The first iteration loads instructions into the cache to remove fetch latency in the second. We also need to disable loop unroll, as it would prevent instructions from being cached.
| Instruction | #cycles |
|---|---|
03h | 275 |
0Bh | N/A |
3Bh | 123 |
6Bh | 107 |
BBh | 75 |
EBh | 51 |
We see that EBh read is about 5 times faster than 03h read with our configuration.
Note that we might expect different results for different clock sources. These results are for the default on-chip Ring Oscillator (ROSC), which runs at a nominal 6.5MHz.
Instead of conclusion
By examining the bootloader code in depth, I learned many exciting aspects of it: QSPI, linker scripts, and even some electrical details. It was also a great opportunity to use ARM assembly and memory-mapped I/Os in a practical way.
I'm a bit surprised by the benchmark results, which I cannot explain analytically. But maybe it is due to the clock source being quite unstable.

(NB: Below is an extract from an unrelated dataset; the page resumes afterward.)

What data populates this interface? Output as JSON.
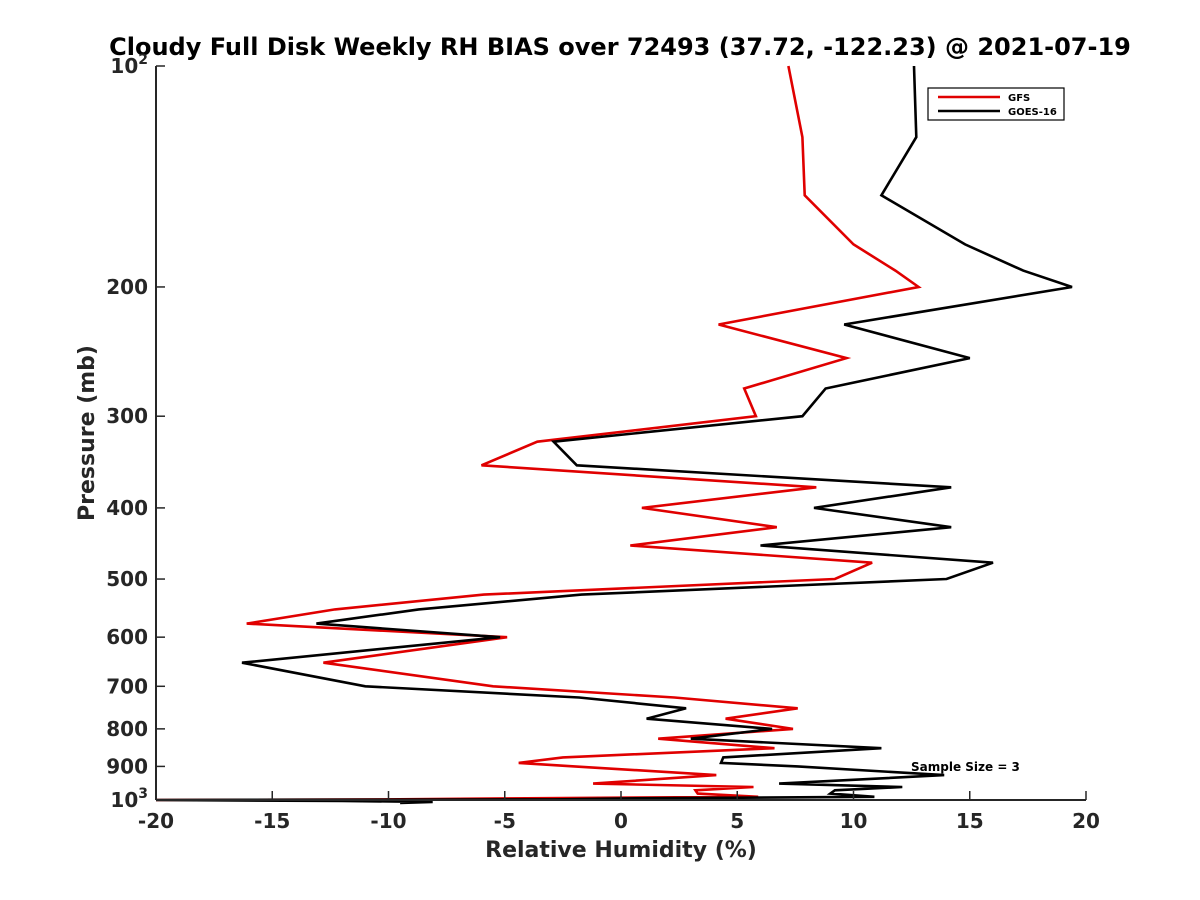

The next step is to use more components of the system without the SDK to continue learning about this architecture. It could also be very instructive to write a program to flash the firmware on the board using the SWD port, rather than relying on any tool.
Again, I'm a little annoyed that the clock source isn't properly configured, as it could be much faster and more precise. I think I'll look into it again soon.